To reflect on my summer: In June I was frustrated and depressed. In July I had my perspectives shaken up by family changes and my first visit to the motherland (aka Korea). In August, I started making active efforts to move forward in my life.
I didn’t do much reading or watching of films. I did, however, watch an enormous amount of television, I’m ashamed to say.
Zootopia (Byron Howard, Rich Moore, Jared Bush; 2016; USA)
Finding Dory (Andrew Stanton, 2016, USA)
The Lobster (Yorgos Lanthimos, 2016, UK)
Captain America: Civil War (Joe Russo & Anthony Russo, 2016, USA)
Sing Street (John Carney, 2016, Ireland)
Sausage Party (Conrad Vernon & Greg Tiernan, 2016, USA)
Silicon Valley: Season 3 (HBO)
The Good Wife: Seasons 1-7 (CBS via Amazon Prime)
Seinfeld: Seasons 1- (NBC via Hulu)
Stranger Things: Season 1 (Netflix)
…Bachelor in Paradise: Season 2 (ABC)
I’m halfway through The Two Koreas by Don Oberdorfer
Harry Potter and the Cursed Child by Jack Thorne and John Tiffany
A few reflections on all this:
My favorite movies of the summer were Finding Dory and Sing Street. Finding Dory had great heart, beautiful animation, and excellent storytelling and character development. Sing Street had spunky characters, amazing soundtrack and wardrobe, and nostalgia for the 80s on it’s side. That being said, the most creative movies I watched this summer were undoubtedly Zootopia and Sausage Party. Zootopia bravely took on the hot button issue of racism and turned it into a sweet yet complex animated movie teaching children and adults alike the dangers of racism; Sausage Party took a simple yet creative premise and kept the fun going with button-pushing raunchy jokes and political humor. Both were bold risks that paid off.

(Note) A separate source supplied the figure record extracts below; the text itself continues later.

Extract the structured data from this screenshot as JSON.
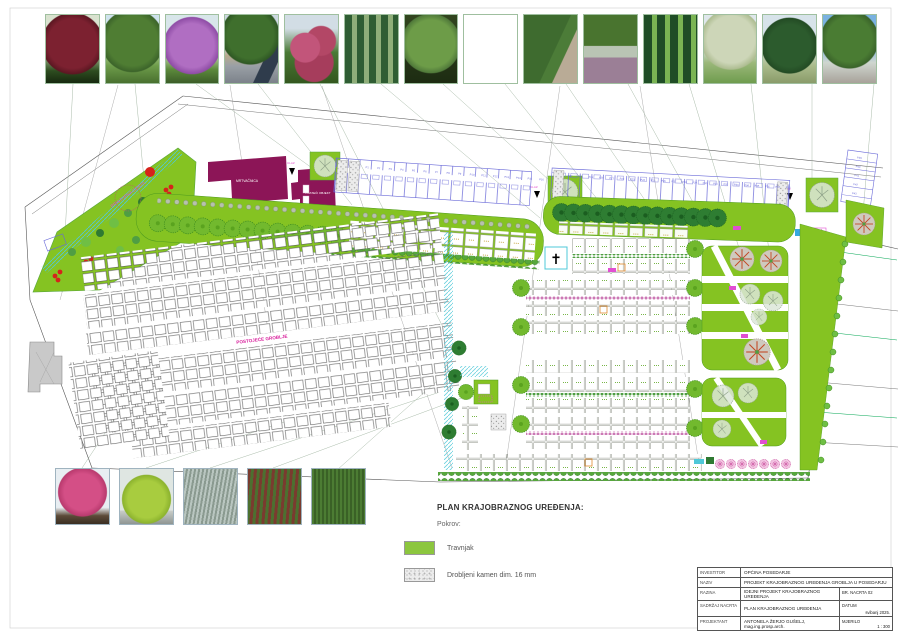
{
  "legend": {
    "title": "PLAN KRAJOBRAZNOG UREĐENJA:",
    "subtitle": "Pokrov:",
    "items": [
      {
        "label": "Travnjak",
        "swatch": "grass",
        "color": "#8CC63E"
      },
      {
        "label": "Drobljeni kamen dim. 16 mm",
        "swatch": "gravel",
        "color": "#ECECEC"
      }
    ]
  },
  "title_block": {
    "rows": [
      {
        "label": "INVESTITOR",
        "value": "OPĆINA POSEDARJE"
      },
      {
        "label": "NAZIV",
        "value": "PROJEKT KRAJOBRAZNOG UREĐENJA GROBLJA U POSEDARJU"
      },
      {
        "label": "RAZINA",
        "value": "IDEJNI PROJEKT KRAJOBRAZNOG UREĐENJA",
        "extra_label": "BR. NACRTA 02",
        "extra_value": ""
      },
      {
        "label": "SADRŽAJ NACRTA",
        "value": "PLAN KRAJOBRAZNOG UREĐENJA",
        "extra_label": "DATUM",
        "extra_value": "svibanj 2025."
      },
      {
        "label": "PROJEKTANT",
        "value": "ANTONELA ŽERJO GUŠELJ, mag.ing.prosp.arch.",
        "extra_label": "MJERILO",
        "extra_value": "1 : 300"
      }
    ]
  },
  "plan": {
    "existing_cemetery_label": "POSTOJEĆE GROBLJE",
    "road_label": "PRISTUPNA CESTA",
    "entrance_label": "ULAZ",
    "building1_label": "MRTVAČNICA",
    "building2_label": "PRATEĆI OBJEKT",
    "cross_symbol": "✝",
    "colors": {
      "grass": "#85C322",
      "tree_dark": "#2E7D32",
      "building": "#8C1557",
      "parking_lines": "#6A6AD8",
      "cyan_path": "#4FC8D8",
      "accent_magenta": "#D81B9A"
    }
  },
  "parking": {
    "lot_a": [
      "P1",
      "P2",
      "P3",
      "P4",
      "P5",
      "P6",
      "P7",
      "P8",
      "P9",
      "P10",
      "P11",
      "P12",
      "P13",
      "P14",
      "P15",
      "P16"
    ],
    "lot_b": [
      "P17",
      "P18",
      "P19",
      "P20",
      "P21",
      "P22",
      "P23",
      "P24",
      "P25",
      "P26",
      "P27",
      "P28",
      "P29",
      "P30",
      "P31",
      "P32",
      "P33",
      "P34",
      "P35",
      "P36",
      "P37",
      "P38"
    ],
    "lot_c": [
      "P39",
      "P40",
      "P41",
      "P42",
      "P43",
      "P44"
    ]
  },
  "photos_top": [
    {
      "alt": "red-leaf ornamental tree"
    },
    {
      "alt": "spreading green tree on lawn"
    },
    {
      "alt": "purple flowering crape myrtle"
    },
    {
      "alt": "round-crown street tree"
    },
    {
      "alt": "pink oleander shrub mass"
    },
    {
      "alt": "columnar hornbeam nursery rows"
    },
    {
      "alt": "white flowering shrub tree"
    },
    {
      "alt": "pleached trees along wall"
    },
    {
      "alt": "green hedge along gravel path"
    },
    {
      "alt": "hedge with lavender border"
    },
    {
      "alt": "italian cypress group"
    },
    {
      "alt": "white blossom spreading tree"
    },
    {
      "alt": "conical conifers"
    },
    {
      "alt": "round street tree, blue sky"
    }
  ],
  "photos_bottom": [
    {
      "alt": "pink azalea shrub"
    },
    {
      "alt": "lime green ball shrub"
    },
    {
      "alt": "silver groundcover"
    },
    {
      "alt": "red-green photinia hedge"
    },
    {
      "alt": "clipped green hedge"
    }
  ]
}
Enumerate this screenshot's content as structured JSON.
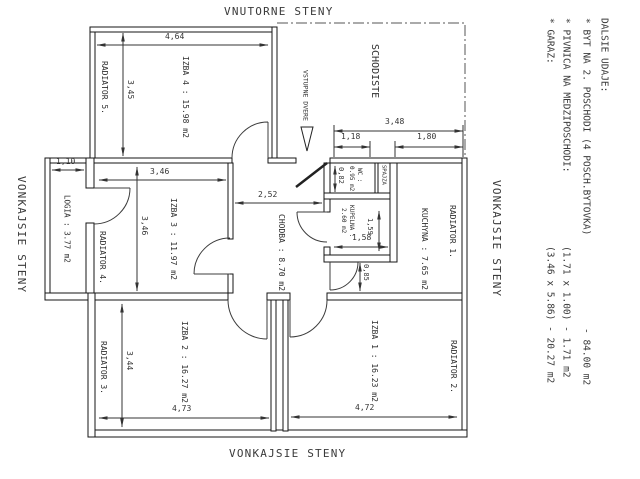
{
  "drawing": {
    "wall_labels": {
      "top": "VNUTORNE STENY",
      "left": "VONKAJSIE STENY",
      "right": "VONKAJSIE STENY",
      "bottom": "VONKAJSIE STENY"
    },
    "staircase_label": "SCHODISTE",
    "entrance_label": "VSTUPNE DVERE",
    "rooms": [
      {
        "id": "izba4",
        "label": "IZBA 4 : 15.98 m2"
      },
      {
        "id": "izba3",
        "label": "IZBA 3 : 11.97 m2"
      },
      {
        "id": "izba2",
        "label": "IZBA 2 : 16.27 m2"
      },
      {
        "id": "izba1",
        "label": "IZBA 1 : 16.23 m2"
      },
      {
        "id": "logia",
        "label": "LOGIA : 3.77 m2"
      },
      {
        "id": "chodba",
        "label": "CHODBA : 8.70 m2"
      },
      {
        "id": "kuchyna",
        "label": "KUCHYNA : 7.65 m2"
      },
      {
        "id": "wc",
        "label_line1": "WC :",
        "label_line2": "0.95 m2"
      },
      {
        "id": "kupelna",
        "label_line1": "KUPELNA :",
        "label_line2": "2.60 m2"
      },
      {
        "id": "spajza",
        "label": "SPAJZA"
      }
    ],
    "radiators": [
      "RADIATOR 1.",
      "RADIATOR 2.",
      "RADIATOR 3.",
      "RADIATOR 4.",
      "RADIATOR 5."
    ],
    "dimensions": [
      {
        "text": "4,64"
      },
      {
        "text": "3,45"
      },
      {
        "text": "1,10"
      },
      {
        "text": "3,46"
      },
      {
        "text": "3,46"
      },
      {
        "text": "2,52"
      },
      {
        "text": "0,82"
      },
      {
        "text": "1,58"
      },
      {
        "text": "1,59"
      },
      {
        "text": "0,85"
      },
      {
        "text": "3,48"
      },
      {
        "text": "1,18"
      },
      {
        "text": "1,80"
      },
      {
        "text": "3,44"
      },
      {
        "text": "4,73"
      },
      {
        "text": "4,72"
      }
    ],
    "notes": {
      "title": "DALSIE UDAJE:",
      "items": [
        {
          "text": "* BYT NA 2. POSCHODI (4 POSCH.BYTOVKA)",
          "value": "- 84.00 m2"
        },
        {
          "text": "* PIVNICA NA MEDZIPOSCHODI:",
          "value": "(1.71 x 1.00) - 1.71 m2"
        },
        {
          "text": "* GARAZ:",
          "value": "(3.46 x 5.86) - 20.27 m2"
        }
      ]
    }
  }
}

I watched way too much TV this summer. The Good Wife was a mediocre show–at times, excellent (Season 5: Episodes 5 and 15) , but mostly procedural and full of frustrating recurring characters. More often than not, I found protagonist Alicia Florrick to be an unsympathetic character–perhaps part of the character’s complexity, commentary on the corrupting influence of the law, but nevertheless rendering the show irritating to watch. It’s hard to root for a stone cold bitch denying responsibility left and right. Few of the other characters are much better. I started watching Seinfeld to replace the gaping hole the end of Curb Your Enthusiasm left on my life. I love these shows about nothing in part because I can relate to what they’re doing–blowing tiny situations out of proportion and playing with the possibilities. In terms of shows actually on air now: Silicon Valley was slightly less brilliant than seasons past, but still funny and I love how each season tackles a new stage in the progression of a start up–this season, the expansion of a great idea into a company. Stranger Things is excellent–scary, 80s-nostalgic, a little bizarre and all over the place, but it works. I’m ashamed to say I watched Bachelor in Paradise. It’s just so damn addicting to see this unnatural dating simulation, where people have limited options, feel pressure to cling to someone in order to get a rose and remain in paradise even if they’re not actually into them, and expect to feel instant connections and be engaged by the end of it all. It’s so fake. I’m going to stop there, lest I launch into judgmental critiques of real people who I don’t actually know. Let me just say this though–the only guys that I would be remotely interested in on that island would be Wells and Vinny.
I hardly read this summer. Even though Don Oberdorfer’s post-Korean War history of the Korean peninsula is supremely fascinating, I’ve been such a couch potato that I only am invested in such a political, fact-heavy book when I have nothing else to entertain me–namely, on the subway to and from work (that is, if I’m not tired or anxious). The only book I’ve completed this summer has been the Harry Potter fan-fic play Harry Potter and the Cursed Child. I cannot believe JK Rowling attached her name to such an awful piece of writing. The plot is stupid, the characterizations are terrible, and the dialogue? Truly cringeworthy. There’s so much audience pandering going on here, insultingly assuming that the audience are a bunch of idiots who need comic relief at every twist and turn. I know it’s a fictional work, but so was Harry Potter–you only put jokes where they make sense. During a tense situation in which your son might be lost forever, you don’t look around and comment on how many farmer’s markets a town has. That’s just dumb and unnecessary. Ignoring the terrible plot (the premise was great, the actual plot line the playwrights decided to go with? So stupid), the play tried way too hard to be entertaining that it’s actually hard to read.
I really need to sleep, but first–in terms of moving forward, my cultural goals for the September 2016-August 2017 year are these:
MOVIES: watch at least 1 movie/week
BOOKS: read at least 1 book/2 weeks
It’s week 1 of the new year, and I’ve already finished my first book: Herman Koch’s The Dinner (coming up on the blog! Probably should have devoted more time to the entry, but whatever–some of these posts will be more about speed for the sake of practice and documentation, then quality, well composed pieces).